Solar Power

 
Photo credit: Alan Radecki
 
There are many kinds of solar power. Some of them are not designed for windy regions, such as northern Arizona. Other kinds of solar power can use a lot of water, which is a concern in desert areas. We will explore this and other issues here.
 
This is a link to an article in the Washington Post that gives a good overview of the water usage issues of concentrating solar power:  http://www.washingtonpost.com/wp-dyn/content/article/2009/06/05/AR2009060501988.html
 
Below are very relevant concerns about solar development that are contained in the Federal Goverment website to be found at the www.solareis.anl.gov link.

Solar Energy Development Environmental Considerations

Utility-scale solar energy environmental considerations include land disturbance/land use impacts, visual impacts, impacts associated with hazardous materials, and potential impacts on water and other resources, depending on the solar technology employed.

Solar power plants reduce the environmental impacts of combustion used in fossil fuel power generation such as green house gas and other air pollution emissions. However, concerns have been raised over land disturbance, visual impacts, and the use of potentially hazardous materials in some systems. These and other concerns associated with solar energy development are discussed below, and will be addressed in the Solar Energy Development Programmatic EIS.

Land Disturbance/Land Use Impacts

All utility-scale solar energy facilities require relatively large areas for solar radiation collection when used to generate electricity at a commercial scale, and the large arrays of solar collectors may interfere with natural sunlight, rainfall, and drainage, which could have a variety of effects on plants and animals. Solar arrays may also create avian perching opportunities that could affect both bird and prey populations. Land disturbance could also affect archeological resources. Solar facilities may interfere with existing land uses, such as grazing. Proper siting decisions can help to avoid land disturbance and land use impacts.

Visual Impacts

Because they are generally large facilities with numerous highly geometric and sometimes highly reflective surfaces, solar energy facilities may create visual impacts; however, being visible is not necessarily the same as being intrusive. Aesthetic issues are by their nature highly subjective. Proper siting decisions can help to avoid aesthetic impacts to the landscape.

Hazardous Materials

Photovoltaic panels may contain hazardous materials, and although they are sealed under normal operating conditions, there is the potential for environmental contamination if they were damaged or improperly disposed upon decommissioning. Concentrating solar power systems may employ liquids such as oils or molten salts that may be hazardous, and present spill risks. In addition, various fluids are commonly used in most industrial facilities, such as hydraulic fluids, coolants, and lubricants. These fluids may in some cases be hazardous, and present a spill-related risk. Proper planning and good maintenance practices can be used to minimize impacts from hazardous materials.

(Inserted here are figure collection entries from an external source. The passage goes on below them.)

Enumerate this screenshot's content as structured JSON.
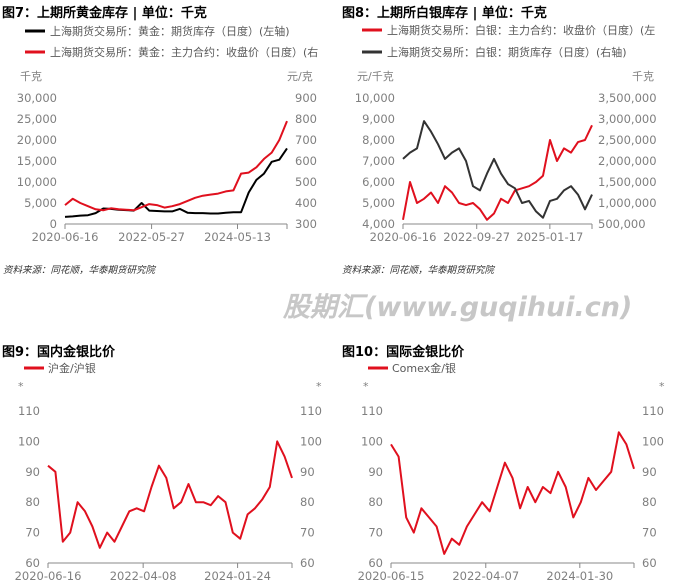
{
  "chart_data": [
    {
      "type": "line",
      "title": "图7：上期所黄金库存 |   单位：千克",
      "left_unit": "千克",
      "right_unit": "元/克",
      "ylim_left": [
        0,
        30000
      ],
      "ylim_right": [
        300,
        900
      ],
      "yticks_left": [
        "30,000",
        "25,000",
        "20,000",
        "15,000",
        "10,000",
        "5,000",
        "0"
      ],
      "yticks_right": [
        "900",
        "800",
        "700",
        "600",
        "500",
        "400",
        "300"
      ],
      "xticks": [
        "2020-06-16",
        "2022-05-27",
        "2024-05-13"
      ],
      "x_range": [
        "2020-06-16",
        "2025-06"
      ],
      "series": [
        {
          "name": "上海期货交易所：黄金：期货库存（日度）(左轴)",
          "axis": "left",
          "color": "#000000",
          "values": [
            1700,
            1800,
            2000,
            2100,
            2600,
            3700,
            3600,
            3400,
            3300,
            3200,
            5000,
            3200,
            3100,
            3000,
            3000,
            3600,
            2700,
            2600,
            2600,
            2500,
            2500,
            2700,
            2800,
            2800,
            7500,
            10500,
            12000,
            14800,
            15300,
            18000
          ]
        },
        {
          "name": "上海期货交易所：黄金：主力合约：收盘价（日度）(右",
          "axis": "right",
          "color": "#e0101e",
          "values": [
            390,
            420,
            400,
            385,
            370,
            365,
            375,
            370,
            368,
            365,
            380,
            395,
            390,
            378,
            385,
            395,
            410,
            425,
            435,
            440,
            445,
            455,
            460,
            540,
            545,
            570,
            610,
            640,
            700,
            790
          ]
        }
      ],
      "source": "资料来源：同花顺，华泰期货研究院"
    },
    {
      "type": "line",
      "title": "图8：上期所白银库存 | 单位：千克",
      "left_unit": "元/千克",
      "right_unit": "千克",
      "ylim_left": [
        4000,
        10000
      ],
      "ylim_right": [
        500000,
        3500000
      ],
      "yticks_left": [
        "10,000",
        "9,000",
        "8,000",
        "7,000",
        "6,000",
        "5,000",
        "4,000"
      ],
      "yticks_right": [
        "3,500,000",
        "3,000,000",
        "2,500,000",
        "2,000,000",
        "1,500,000",
        "1,000,000",
        "500,000"
      ],
      "xticks": [
        "2020-06-16",
        "2022-09-27",
        "2025-01-17"
      ],
      "x_range": [
        "2020-06-16",
        "2025-06"
      ],
      "series": [
        {
          "name": "上海期货交易所：白银：主力合约：收盘价（日度）(左",
          "axis": "left",
          "color": "#e0101e",
          "values": [
            4200,
            6000,
            5000,
            5200,
            5500,
            5000,
            5800,
            5500,
            5000,
            4900,
            5000,
            4700,
            4200,
            4500,
            5200,
            5000,
            5600,
            5700,
            5800,
            6000,
            6300,
            8000,
            7000,
            7600,
            7400,
            7900,
            8000,
            8700
          ]
        },
        {
          "name": "上海期货交易所：白银：期货库存（日度）(右轴)",
          "axis": "right",
          "color": "#333333",
          "values": [
            2050000,
            2200000,
            2300000,
            2950000,
            2700000,
            2400000,
            2050000,
            2200000,
            2300000,
            2000000,
            1400000,
            1300000,
            1700000,
            2050000,
            1700000,
            1450000,
            1350000,
            1000000,
            1050000,
            800000,
            650000,
            1050000,
            1100000,
            1300000,
            1400000,
            1200000,
            850000,
            1200000
          ]
        }
      ],
      "source": "资料来源：同花顺，华泰期货研究院"
    },
    {
      "type": "line",
      "title": "图9：国内金银比价",
      "left_unit": "*",
      "right_unit": "*",
      "ylim": [
        60,
        110
      ],
      "yticks": [
        "110",
        "100",
        "90",
        "80",
        "70",
        "60"
      ],
      "xticks": [
        "2020-06-16",
        "2022-04-08",
        "2024-01-24"
      ],
      "x_range": [
        "2020-06-16",
        "2025-06"
      ],
      "series": [
        {
          "name": "沪金/沪银",
          "color": "#e0101e",
          "values": [
            92,
            90,
            67,
            70,
            80,
            77,
            72,
            65,
            70,
            67,
            72,
            77,
            78,
            77,
            85,
            92,
            88,
            78,
            80,
            86,
            80,
            80,
            79,
            82,
            80,
            70,
            68,
            76,
            78,
            81,
            85,
            100,
            95,
            88
          ]
        }
      ]
    },
    {
      "type": "line",
      "title": "图10：国际金银比价",
      "left_unit": "*",
      "right_unit": "*",
      "ylim": [
        60,
        110
      ],
      "yticks": [
        "110",
        "100",
        "90",
        "80",
        "70",
        "60"
      ],
      "xticks": [
        "2020-06-15",
        "2022-04-07",
        "2024-01-30"
      ],
      "x_range": [
        "2020-06-15",
        "2025-06"
      ],
      "series": [
        {
          "name": "Comex金/银",
          "color": "#e0101e",
          "values": [
            99,
            95,
            75,
            70,
            78,
            75,
            72,
            63,
            68,
            66,
            72,
            76,
            80,
            77,
            85,
            93,
            88,
            78,
            85,
            80,
            85,
            83,
            90,
            85,
            75,
            80,
            88,
            84,
            87,
            90,
            103,
            99,
            91
          ]
        }
      ]
    }
  ],
  "watermark": "股期汇(www.guqihui.cn)"
}
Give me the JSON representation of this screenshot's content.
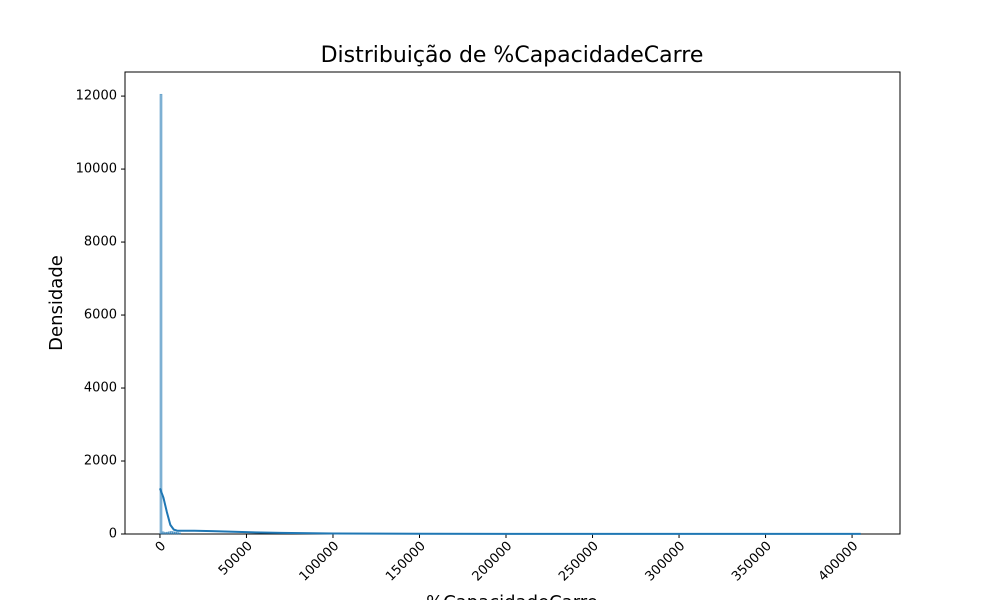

Impacts to Water Resources

Parabolic trough and central tower systems typically use conventional steam plants to generate electricity, which commonly consume water for cooling. In arid settings, the increased water demand could strain available water resources. If the cooling water was contaminated through an accident, pollution of water resources could occur, although the risk would be minimized by good operating practices.

Other Concerns

Concentrating Solar Power (CSP) systems could potentially cause interference with aircraft operations if reflected light beams become misdirected into aircraft pathways. Operation of solar energy facilities, and especially concentrating solar power facilities involves high temperatures that may pose an environmental or safety risk. Like all electrical generating facilities, solar facilities produce electric and magnetic fields. Construction and decommissioning of utility-scale solar energy facilities would involve a variety of possible impacts normally encountered in construction/decommissioning of large-scale industrial facilities. If new electric transmission lines or related facilities were needed to service a new solar energy development, construction, operation, and decommissioning of the transmission facilities could also cause a variety of environmental impacts.